Regime forces and foreign allies make contact with besieged units as ISIS falls back
Pro-Assad forces broke through the three-year Islamic State siege of Deir ez-Zor city in eastern Syria on Tuesday.
Advancing regime units and foreign allies made contacts with troops that had been surrounded by ISIS in the city, divided between the Islamic State and regime elements and surrounded by an ISIS which had controlled most of Deir ez-Zor Province.
Since entering the province last weekend, the advance pro-Assad force moved quickly to the east as ISIS fighters appeared to fall back on the city and their remaining positions in towns such as Mayadin and al-Bukamal, near the Iraq border. Russia has supported the advance with airstrikes and with Kalibr missiles fired from a warship in the Mediterranean.

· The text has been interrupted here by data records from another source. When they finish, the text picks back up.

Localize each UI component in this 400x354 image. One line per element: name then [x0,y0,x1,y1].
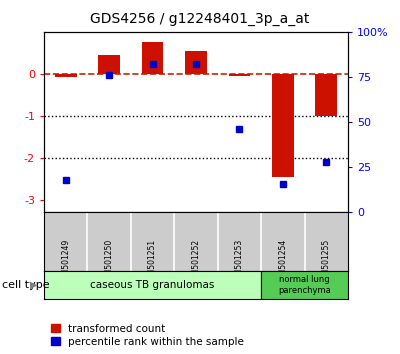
Text: GSM501251: GSM501251 [148,239,157,285]
Text: caseous TB granulomas: caseous TB granulomas [90,280,215,290]
Bar [316,74,337,116]
Bar [142,42,164,74]
Text: GSM501253: GSM501253 [235,239,244,285]
Text: ▶: ▶ [30,280,38,290]
Bar [185,51,207,74]
Text: GSM501252: GSM501252 [192,239,200,285]
Legend: transformed count, percentile rank within the sample: transformed count, percentile rank withi… [49,321,246,349]
Bar [261,271,348,299]
Bar [44,271,261,299]
Text: GDS4256 / g12248401_3p_a_at: GDS4256 / g12248401_3p_a_at [90,12,310,27]
Text: GSM501249: GSM501249 [61,239,70,285]
Bar [55,74,76,77]
Bar [272,74,294,177]
Text: cell type: cell type [2,280,50,290]
Text: normal lung
parenchyma: normal lung parenchyma [278,275,331,295]
Text: GSM501254: GSM501254 [278,239,287,285]
Bar [98,55,120,74]
Text: GSM501255: GSM501255 [322,239,331,285]
Text: GSM501250: GSM501250 [105,239,114,285]
Bar [228,74,250,76]
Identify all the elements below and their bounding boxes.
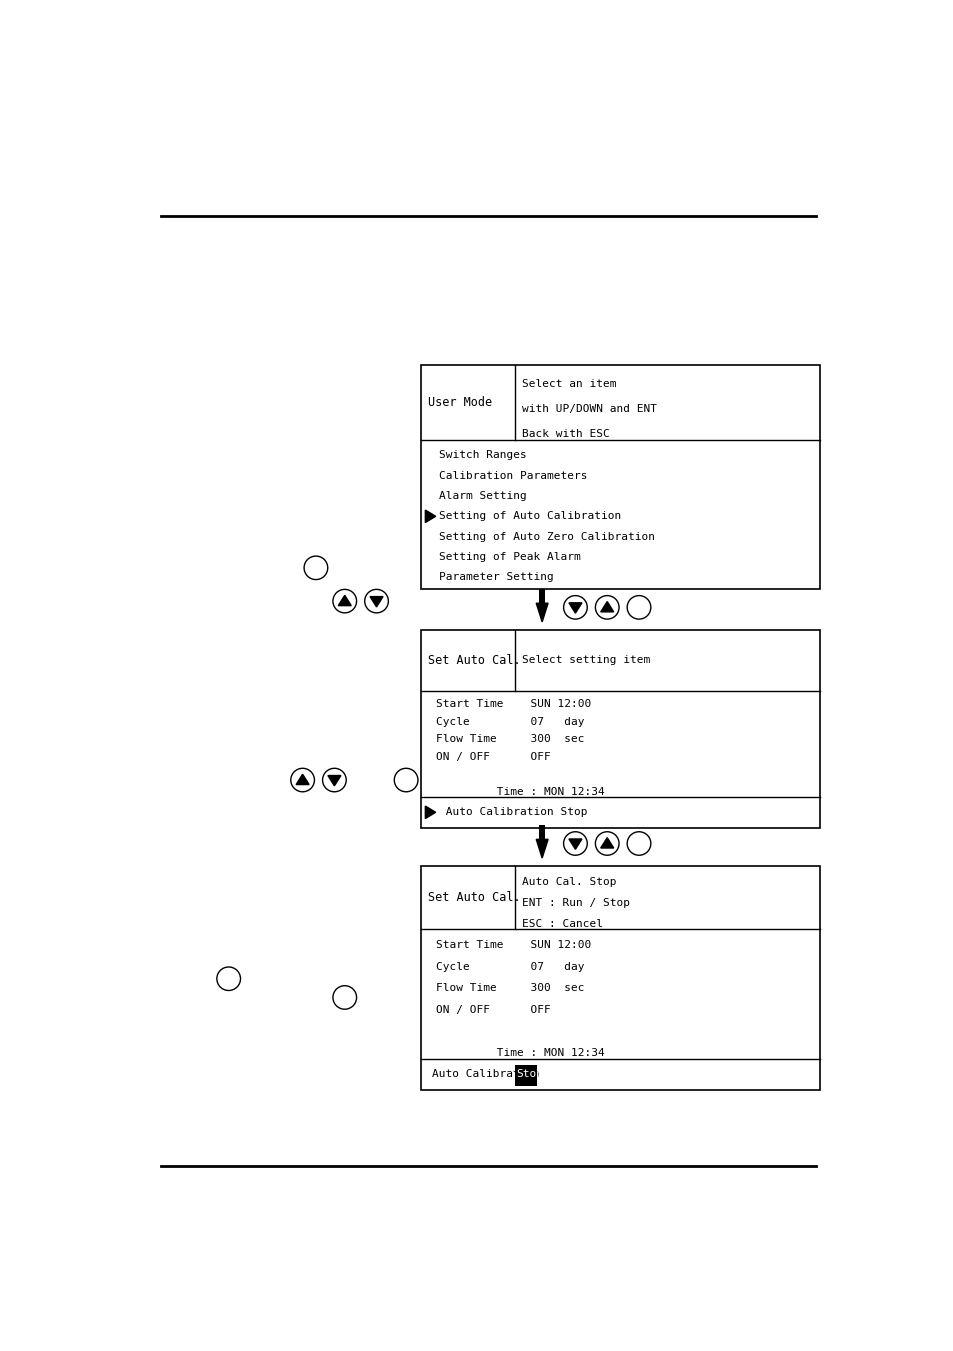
Ellipse shape: [563, 832, 587, 855]
Text: Cycle         07   day: Cycle 07 day: [436, 962, 583, 971]
Text: Time : MON 12:34: Time : MON 12:34: [436, 788, 604, 797]
Text: Set Auto Cal.: Set Auto Cal.: [428, 892, 520, 904]
Ellipse shape: [626, 832, 650, 855]
Bar: [538, 589, 544, 603]
Polygon shape: [536, 839, 547, 858]
Text: Back with ESC: Back with ESC: [521, 428, 609, 439]
Polygon shape: [295, 774, 309, 785]
Ellipse shape: [333, 589, 356, 613]
Text: Select an item: Select an item: [521, 378, 616, 389]
Polygon shape: [338, 596, 351, 605]
Ellipse shape: [394, 769, 417, 792]
Text: User Mode: User Mode: [428, 396, 492, 409]
Text: Auto Calibration: Auto Calibration: [432, 1070, 546, 1079]
Polygon shape: [600, 601, 613, 612]
Ellipse shape: [626, 596, 650, 619]
Text: ENT : Run / Stop: ENT : Run / Stop: [521, 898, 630, 908]
Text: Alarm Setting: Alarm Setting: [438, 490, 526, 501]
Bar: [538, 824, 544, 839]
Text: Flow Time     300  sec: Flow Time 300 sec: [436, 734, 583, 744]
Text: Setting of Auto Calibration: Setting of Auto Calibration: [438, 511, 620, 521]
Text: Auto Cal. Stop: Auto Cal. Stop: [521, 877, 616, 888]
Ellipse shape: [364, 589, 388, 613]
Polygon shape: [425, 511, 436, 523]
Bar: [420, 365, 820, 589]
Polygon shape: [328, 775, 340, 786]
Bar: [420, 866, 820, 1090]
Text: Switch Ranges: Switch Ranges: [438, 450, 526, 461]
Ellipse shape: [333, 986, 356, 1009]
Text: Flow Time     300  sec: Flow Time 300 sec: [436, 984, 583, 993]
Text: Select setting item: Select setting item: [521, 655, 650, 666]
Ellipse shape: [291, 769, 314, 792]
Polygon shape: [600, 838, 613, 848]
Text: Parameter Setting: Parameter Setting: [438, 573, 553, 582]
Polygon shape: [536, 603, 547, 621]
Text: Setting of Auto Zero Calibration: Setting of Auto Zero Calibration: [438, 532, 654, 542]
Ellipse shape: [304, 557, 328, 580]
Text: Setting of Peak Alarm: Setting of Peak Alarm: [438, 553, 579, 562]
Bar: [420, 630, 820, 828]
Text: ON / OFF      OFF: ON / OFF OFF: [436, 753, 550, 762]
Text: Time : MON 12:34: Time : MON 12:34: [436, 1048, 604, 1058]
Text: Start Time    SUN 12:00: Start Time SUN 12:00: [436, 698, 590, 709]
Bar: [515, 1065, 537, 1086]
Ellipse shape: [595, 596, 618, 619]
Polygon shape: [568, 839, 581, 850]
Text: Cycle         07   day: Cycle 07 day: [436, 716, 583, 727]
Polygon shape: [568, 603, 581, 613]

“Our armed forces and allies, with support from Syrian and Russian warplanes, achieved the second phase of their operations in the Syrian desert,” the regime military said in a statement. “They have managed to break the siege.”
Footage of initial contact on the western edge of Deir ez-Zor city:
The nearby military airport and three districts of the city, with almost 100,000 civilians, are still cut off.
Provincial governor Mohammed Ibrahim Samra said the pro-Assad forces were moving on the airport and promised, “The coming days will see the clearing of Deir ez-Zor city.”
Bashar al-Assad offered congratulations in a statement.
The Lebanese leader, al-Hajj Muhammad Ja’afar, of the regime’s V Corps and fighters in front of a “Deir ez-Zor Welcomes You” sign:
UN Report Condemns Regime’s “Reconciliation” Agreements
UN investigators have criticized the Assad regime’s “reconciliation” agreements, the euphemism for forced capitulation of opposition areas through sieges, airstrikes, and bombardment, as well as challenging rebels for contributing to hardship in both opposition districts and regime enclaves
In a report for the UN Human Rights Council, the team reviewed the forced displacements this spring of residents and rebels from areas such as Madaya and Zabadani in Damascus Province and the Damascus suburbs of Qaboun and Barzeh:
Government forces and armed groups have routinely denied humanitarian evacuations for wounded and sick civilians and fighters until surrender (truces) and subsequent evacuation, granting it only in rare instances when exchanges between the four towns [Madaya, Zababani, and the regime enclaves of al-Fu’ah and Kafraya in Idlib Province] were negotiated. Civilians in Qab0un, for example, recalled using tunnels connecting Qaboun to eastern Ghouta, Damascus, to evacuate the wounded, although in-fighting between rebel factions affected the regularity of tunnel access.
The UN team emphasized testimony from residents that they had “no choice” but to leave. It notes how the displaced have been stripped of homes and possessions:
The Government has reportedly implemented legislative measures to dispossess dissenting populations of their property, and has raised legal and administrative measures to impede displaced persons from registering or retaining private property.
Recently issued presidential decrees require in-person registration and contestation of land titles countrywide. Requirements to register land titles or contest ownership in person would render it virtually impossible for many internally displaced persons and refugees to protect their properties.
In another section of the report, the investigators confirmed the Assad regime’s use of chemical weapons on 27 occasions, including a sarin attack on Khan Sheikhoun in northwest Syria that killed at least 92 people in April.